Syfy Insider Exclusive

Create a free profile to get unlimited access to exclusive videos, sweepstakes, and more!

Sign Up For Free to View
SYFY WIRE Fallout

Prep the Pip-Boy! Amazon’s 'Fallout' series casts 'Ant-Man' baddie Walton Goggins

Bethesda’s game-to-TV crossover welcomes its first nuclear neighbor.

By Benjamin Bullard
Walton Goggins

The nuclear-blasted wasteland of Fallout has its first official TV resident. Amazon’s upcoming series adaptation of the iconic Bethesda game franchise has reportedly cast Justified’s Walton Goggins, via Deadline, marking the first of what’s sure to be many more casting pickups as the show heads toward a reported 2022 production start.

Official details on which Fallout character Goggins will portray are slight, though Deadline’s report notes that he’s “believed to be” playing a Ghoul. Marvel movie fans already have spied Goggins as the charming-but-sinister black market schemer Sonny Burch in 2018’s Ant-Man and the Wasp, and he’s a current series regular on HBO’s The Righteous Gemstones.

If Goggins ends up playing a Ghoul, he'll be in good video game company: From Fallout 3’s Patches to Fallout 4’s Hancock and beyond, Ghouls have provided some of the game series’ biggest character highlights — both as comic relief and as scarred, post-human survivors with poignantly painful backstories.

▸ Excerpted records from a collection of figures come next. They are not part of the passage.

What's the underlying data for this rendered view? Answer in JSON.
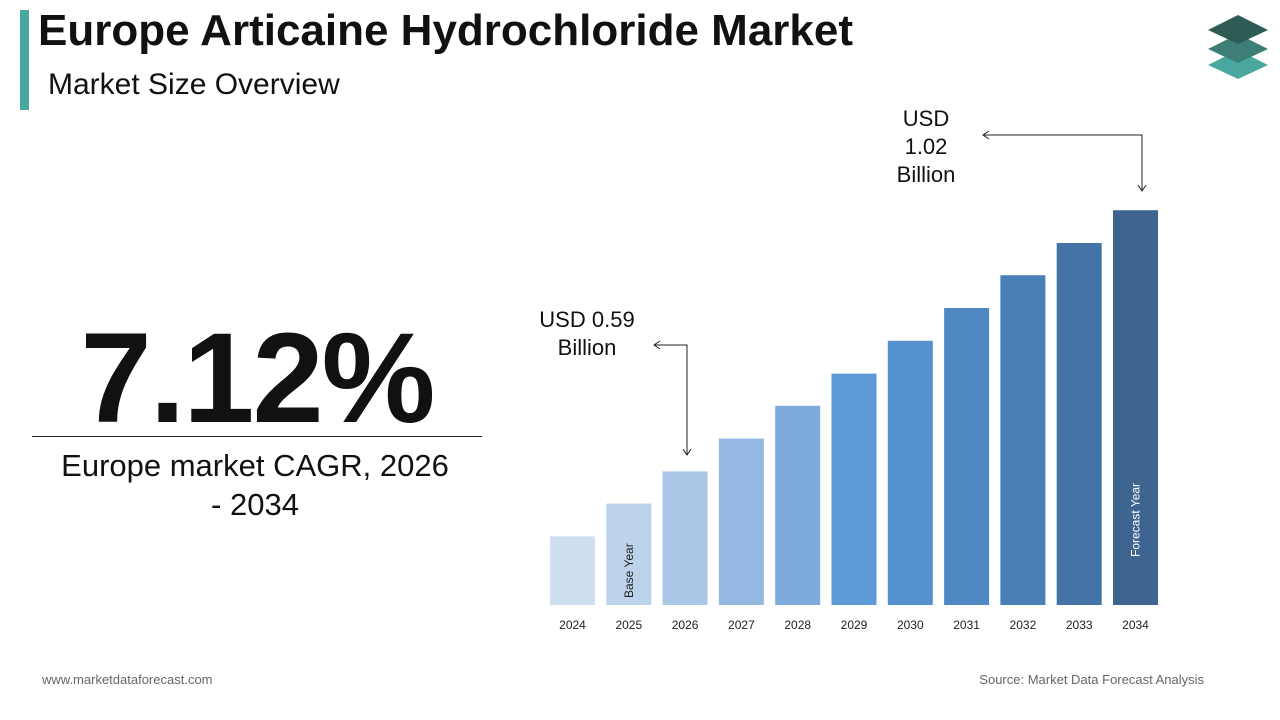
{
  "title": "Europe Articaine Hydrochloride Market",
  "subtitle": "Market Size Overview",
  "cagr": "7.12%",
  "cagr_label": "Europe market CAGR, 2026 - 2034",
  "footer_left": "www.marketdataforecast.com",
  "footer_right": "Source: Market Data Forecast Analysis",
  "chart_data": {
    "type": "bar",
    "categories": [
      "2024",
      "2025",
      "2026",
      "2027",
      "2028",
      "2029",
      "2030",
      "2031",
      "2032",
      "2033",
      "2034"
    ],
    "values": [
      0.483,
      0.537,
      0.59,
      0.644,
      0.698,
      0.751,
      0.805,
      0.859,
      0.913,
      0.966,
      1.02
    ],
    "value_labels": [
      null,
      null,
      "USD 0.59 Billion",
      null,
      null,
      null,
      null,
      null,
      null,
      null,
      "USD 1.02 Billion"
    ],
    "bar_notes": [
      null,
      "Base Year",
      null,
      null,
      null,
      null,
      null,
      null,
      null,
      null,
      "Forecast Year"
    ],
    "colors": [
      "#d0dff0",
      "#bdd3ec",
      "#aac6e6",
      "#95b8e0",
      "#7eaadc",
      "#5e9bd6",
      "#5591ce",
      "#5088c3",
      "#4a7fb7",
      "#4474a6",
      "#3e6590"
    ],
    "ylim": [
      0.37,
      1.05
    ]
  }
}
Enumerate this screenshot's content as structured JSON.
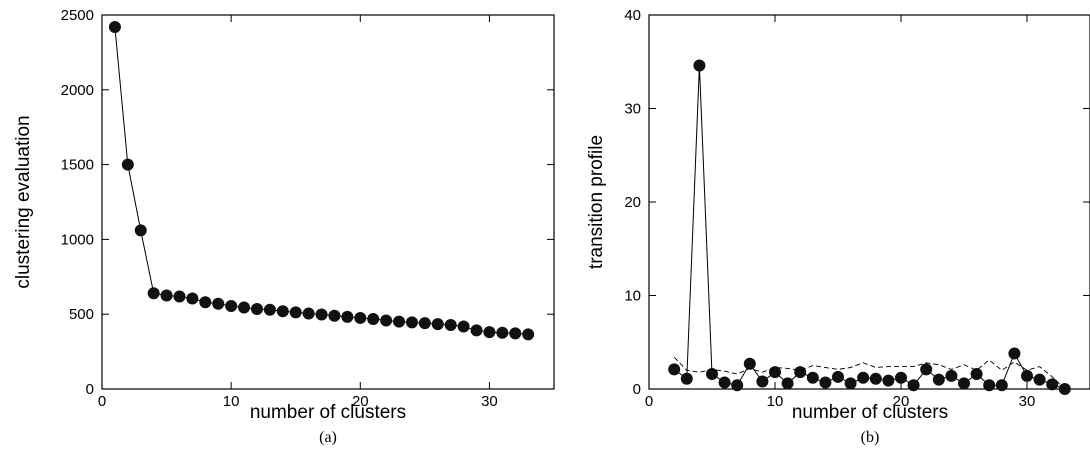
{
  "chart_data": [
    {
      "type": "line",
      "caption": "(a)",
      "xlabel": "number of clusters",
      "ylabel": "clustering evaluation",
      "xlim": [
        0,
        35
      ],
      "ylim": [
        0,
        2500
      ],
      "xticks": [
        0,
        10,
        20,
        30
      ],
      "yticks": [
        0,
        500,
        1000,
        1500,
        2000,
        2500
      ],
      "series": [
        {
          "style": "solid line with filled circle markers",
          "x": [
            1,
            2,
            3,
            4,
            5,
            6,
            7,
            8,
            9,
            10,
            11,
            12,
            13,
            14,
            15,
            16,
            17,
            18,
            19,
            20,
            21,
            22,
            23,
            24,
            25,
            26,
            27,
            28,
            29,
            30,
            31,
            32,
            33
          ],
          "y": [
            2420,
            1500,
            1060,
            640,
            625,
            618,
            605,
            580,
            570,
            555,
            545,
            535,
            530,
            520,
            512,
            505,
            498,
            490,
            482,
            475,
            468,
            458,
            450,
            445,
            440,
            434,
            428,
            418,
            392,
            380,
            376,
            372,
            365
          ]
        }
      ]
    },
    {
      "type": "line",
      "caption": "(b)",
      "xlabel": "number of clusters",
      "ylabel": "transition profile",
      "xlim": [
        0,
        35
      ],
      "ylim": [
        0,
        40
      ],
      "xticks": [
        0,
        10,
        20,
        30
      ],
      "yticks": [
        0,
        10,
        20,
        30,
        40
      ],
      "series": [
        {
          "style": "solid line with filled circle markers",
          "x": [
            2,
            3,
            4,
            5,
            6,
            7,
            8,
            9,
            10,
            11,
            12,
            13,
            14,
            15,
            16,
            17,
            18,
            19,
            20,
            21,
            22,
            23,
            24,
            25,
            26,
            27,
            28,
            29,
            30,
            31,
            32,
            33
          ],
          "y": [
            2.1,
            1.1,
            34.6,
            1.6,
            0.7,
            0.4,
            2.7,
            0.8,
            1.8,
            0.6,
            1.8,
            1.2,
            0.7,
            1.3,
            0.6,
            1.2,
            1.1,
            0.9,
            1.2,
            0.4,
            2.1,
            1.0,
            1.4,
            0.6,
            1.6,
            0.4,
            0.4,
            3.8,
            1.4,
            1.0,
            0.5,
            0.0
          ]
        },
        {
          "style": "dashed line",
          "x": [
            2,
            3,
            4,
            5,
            6,
            7,
            8,
            9,
            10,
            11,
            12,
            13,
            14,
            15,
            16,
            17,
            18,
            19,
            20,
            21,
            22,
            23,
            24,
            25,
            26,
            27,
            28,
            29,
            30,
            31,
            32,
            33
          ],
          "y": [
            3.4,
            2.0,
            1.8,
            2.1,
            1.9,
            1.6,
            2.2,
            1.8,
            2.3,
            2.2,
            2.0,
            2.5,
            2.3,
            2.1,
            2.3,
            2.8,
            2.3,
            2.4,
            2.4,
            2.4,
            2.8,
            2.6,
            2.1,
            2.6,
            2.0,
            3.1,
            2.0,
            2.9,
            2.0,
            2.4,
            1.3,
            0.0
          ]
        }
      ]
    }
  ]
}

In Fallout lore, Ghouls are skin-ravaged, emaciated characters who, for poorly-understood reasons, survived direct radiation exposure during the 20th Century global nuclear apocalypse that devastated the natural world and collapsed civilization. Their brush with the bomb has mutated them dramatically, all but freezing the aging process and mysteriously gifting them with beyond-human qualities, including a long lifespan and immunity to radiation (some, including the neon-green “Glowing One” Ghouls, are even strengthened by it).

Of course, those standout para-human traits carry a steep social cost in Fallout’s harsh, lawless world of wasteland survival. Most Ghouls in Fallout are feral, having lost their intellect as an effect of their nuclear near-miss, and few are able to think and function as they did during their pre-blast, human days. That makes even the minority of rational, sentient Ghouls social pariahs for tons of human wastelanders, who mark them as easy targets for abuse and politically-tainted scapegoats.

Amazon’s Fallout series has some heavy creative weight behind it: The show is a collaboration between Amazon Studios and Kilter Films — the studio headed by Westworld veterans Jonathan Nolan and Lisa Joy. The series is being produced in association with Bethesda Game Studios and Bethesda Softworks, with Bethesda creative sensei Todd Howard serving as an executive producer, alongside Nolan, Joy, and Athena Wickham.

Nolan himself is set to direct the premiere episode, with Geneva Robertson-Dworet and Graham Wagner serving as showrunners. There’s no early word on when Fallout will debut at Amazon, but the series is expected to enter production later this year.